Dating sux

Netflix’s new dystopian horror series ‘Osmosis’ shows a gay man in a high-tech search for love

Netflix Osmosis

Dating sucks. But what if there was a high-tech app that helped you use first-hand experience to find true love—would you use it?

Before you answer, you might want to check out Osmosis, a Netflix original series that explores this very question.

The series, which premieres March 29, is French-language dystopian thriller that follows several Parisians—one of whom is a gay man—who use a dating service called Osmosis to try find their soulmates. The app consists of a wrist-implanted dial that allows people to track their romantic feelings along with a pill that helps track mood and physical responses.

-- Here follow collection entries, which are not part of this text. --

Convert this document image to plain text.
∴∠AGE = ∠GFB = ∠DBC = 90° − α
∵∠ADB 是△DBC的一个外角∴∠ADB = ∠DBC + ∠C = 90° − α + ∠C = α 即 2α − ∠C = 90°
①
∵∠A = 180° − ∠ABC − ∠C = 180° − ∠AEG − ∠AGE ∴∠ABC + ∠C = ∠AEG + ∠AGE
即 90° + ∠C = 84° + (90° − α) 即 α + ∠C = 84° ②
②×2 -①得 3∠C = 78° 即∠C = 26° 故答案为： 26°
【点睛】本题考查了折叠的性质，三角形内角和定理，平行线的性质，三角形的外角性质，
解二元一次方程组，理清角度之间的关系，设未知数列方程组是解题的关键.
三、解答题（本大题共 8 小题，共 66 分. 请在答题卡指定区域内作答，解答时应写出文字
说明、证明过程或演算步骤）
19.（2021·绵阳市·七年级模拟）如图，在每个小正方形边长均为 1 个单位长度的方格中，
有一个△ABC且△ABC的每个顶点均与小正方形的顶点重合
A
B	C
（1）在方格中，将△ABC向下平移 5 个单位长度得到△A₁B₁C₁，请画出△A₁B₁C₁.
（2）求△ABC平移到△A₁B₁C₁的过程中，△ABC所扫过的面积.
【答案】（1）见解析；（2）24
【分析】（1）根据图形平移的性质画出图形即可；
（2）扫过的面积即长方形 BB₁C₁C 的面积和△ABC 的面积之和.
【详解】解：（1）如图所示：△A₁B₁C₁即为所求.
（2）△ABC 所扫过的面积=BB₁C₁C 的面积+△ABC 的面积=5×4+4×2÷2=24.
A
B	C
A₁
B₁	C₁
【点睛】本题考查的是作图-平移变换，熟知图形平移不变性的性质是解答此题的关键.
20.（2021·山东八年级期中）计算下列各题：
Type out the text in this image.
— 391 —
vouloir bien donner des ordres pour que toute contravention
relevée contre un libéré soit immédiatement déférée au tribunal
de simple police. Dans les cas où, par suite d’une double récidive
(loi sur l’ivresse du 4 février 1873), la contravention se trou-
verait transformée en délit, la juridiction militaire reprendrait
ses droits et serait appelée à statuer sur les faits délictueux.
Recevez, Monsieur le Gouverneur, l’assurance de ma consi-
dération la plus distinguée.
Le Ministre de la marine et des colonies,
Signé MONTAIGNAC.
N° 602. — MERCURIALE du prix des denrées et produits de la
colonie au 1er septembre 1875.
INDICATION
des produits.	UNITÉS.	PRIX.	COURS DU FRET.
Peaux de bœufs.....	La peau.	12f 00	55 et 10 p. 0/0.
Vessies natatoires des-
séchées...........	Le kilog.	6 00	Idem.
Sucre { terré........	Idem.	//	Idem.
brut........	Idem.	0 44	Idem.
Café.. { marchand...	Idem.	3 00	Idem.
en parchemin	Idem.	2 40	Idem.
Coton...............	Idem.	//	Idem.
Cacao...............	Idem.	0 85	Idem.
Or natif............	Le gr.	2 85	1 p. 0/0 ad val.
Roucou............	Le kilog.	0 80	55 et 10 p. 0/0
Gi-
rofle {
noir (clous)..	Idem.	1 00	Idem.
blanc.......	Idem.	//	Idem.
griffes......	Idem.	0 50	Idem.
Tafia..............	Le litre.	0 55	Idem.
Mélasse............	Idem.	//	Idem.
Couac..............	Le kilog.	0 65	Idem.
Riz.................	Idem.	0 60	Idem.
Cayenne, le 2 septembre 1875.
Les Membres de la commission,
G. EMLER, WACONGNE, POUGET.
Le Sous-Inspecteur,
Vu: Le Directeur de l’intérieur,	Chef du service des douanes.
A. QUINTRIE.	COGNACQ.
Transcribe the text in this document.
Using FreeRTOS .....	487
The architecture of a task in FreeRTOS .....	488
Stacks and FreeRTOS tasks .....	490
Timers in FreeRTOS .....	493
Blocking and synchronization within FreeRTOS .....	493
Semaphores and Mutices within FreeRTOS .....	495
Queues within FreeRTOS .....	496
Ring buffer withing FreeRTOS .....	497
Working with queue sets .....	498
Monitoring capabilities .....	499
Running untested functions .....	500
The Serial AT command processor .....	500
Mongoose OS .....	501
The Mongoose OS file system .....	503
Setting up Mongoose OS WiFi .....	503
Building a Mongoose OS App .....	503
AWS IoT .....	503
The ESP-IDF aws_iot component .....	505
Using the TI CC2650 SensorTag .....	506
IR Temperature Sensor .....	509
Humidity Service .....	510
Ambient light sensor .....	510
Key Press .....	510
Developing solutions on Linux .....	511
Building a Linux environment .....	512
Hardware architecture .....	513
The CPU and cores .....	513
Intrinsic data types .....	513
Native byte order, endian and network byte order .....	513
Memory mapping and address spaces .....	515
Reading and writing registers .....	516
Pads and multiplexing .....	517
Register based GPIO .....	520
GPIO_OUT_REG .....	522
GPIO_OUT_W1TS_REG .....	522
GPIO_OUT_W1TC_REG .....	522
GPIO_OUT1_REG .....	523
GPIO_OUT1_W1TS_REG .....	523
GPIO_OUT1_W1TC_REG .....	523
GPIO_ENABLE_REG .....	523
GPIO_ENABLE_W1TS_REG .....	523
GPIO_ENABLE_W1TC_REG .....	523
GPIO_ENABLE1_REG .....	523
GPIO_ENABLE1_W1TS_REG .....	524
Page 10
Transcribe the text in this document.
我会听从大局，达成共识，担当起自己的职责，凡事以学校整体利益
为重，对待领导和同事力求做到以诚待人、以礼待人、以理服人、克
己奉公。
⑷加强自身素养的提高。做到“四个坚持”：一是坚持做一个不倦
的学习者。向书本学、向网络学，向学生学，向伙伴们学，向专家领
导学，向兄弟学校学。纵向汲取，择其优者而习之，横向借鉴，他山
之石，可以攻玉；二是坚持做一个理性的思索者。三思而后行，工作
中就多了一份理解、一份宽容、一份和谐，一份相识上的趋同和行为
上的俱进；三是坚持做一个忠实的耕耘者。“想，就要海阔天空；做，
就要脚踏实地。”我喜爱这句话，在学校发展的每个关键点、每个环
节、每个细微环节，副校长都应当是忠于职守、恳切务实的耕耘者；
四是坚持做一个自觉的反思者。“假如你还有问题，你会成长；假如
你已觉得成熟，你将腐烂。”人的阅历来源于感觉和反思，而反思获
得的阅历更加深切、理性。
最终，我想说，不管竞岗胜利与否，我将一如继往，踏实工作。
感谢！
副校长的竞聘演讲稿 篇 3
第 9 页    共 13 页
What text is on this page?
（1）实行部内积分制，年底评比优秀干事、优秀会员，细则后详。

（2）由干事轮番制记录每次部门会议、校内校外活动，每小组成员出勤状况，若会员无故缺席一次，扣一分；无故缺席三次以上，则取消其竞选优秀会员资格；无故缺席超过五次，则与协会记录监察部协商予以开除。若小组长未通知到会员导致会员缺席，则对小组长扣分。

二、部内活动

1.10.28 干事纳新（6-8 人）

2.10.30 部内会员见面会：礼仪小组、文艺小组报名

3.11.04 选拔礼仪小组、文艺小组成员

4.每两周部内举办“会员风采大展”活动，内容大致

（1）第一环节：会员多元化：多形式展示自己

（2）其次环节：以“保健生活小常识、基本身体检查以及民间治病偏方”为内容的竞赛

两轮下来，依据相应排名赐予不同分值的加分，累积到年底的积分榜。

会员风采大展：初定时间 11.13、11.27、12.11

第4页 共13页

That might sound great at first, but it turns out that Osmosis also causes digital hallucinations that could short circuit your brain and freak you the fugg out. That and, the entire system seems to have a meltdown because whoops. Osmosis also seems to have a big by only taking positive feelings into account, when real love isn’t always nice and happy. (Sometimes it feels like suffocating with a bag over your head.)

Related: Netflix’s new dating show includes same-sex couples of color, unlike mainstream TV

Either way, if some future tech peddler comes your way offering you a foolproof solution for finding a soulmate, you might want to think twice, as the trailer below illustrates:

Interestingly, last year Netflix introduced a similar concept in an episode of their dystopian horror series Black Mirror entitled “Hang the DJ.”

The episode was described as “an hour-long metaphor for dating,” in which:

Everyone lives in a community of young, relatively attractive people who have no jobs or other purpose in life than to serial date until they find “the chosen one.” The entire dating process is overseen by a somewhat cold handheld assistive device called a “coach” that tracks who you’ll be with and for how long, even if you have no actual interest in your partner.

Ultimately, the metaphor wears thin and the “coach” ends up being quite heartless and manipulative (this is Black Mirror after all). But it’ll be interesting to see how well Osmosis involves its gay character and whether he fares better than the straight guy and bi woman in “Hang the DJ.”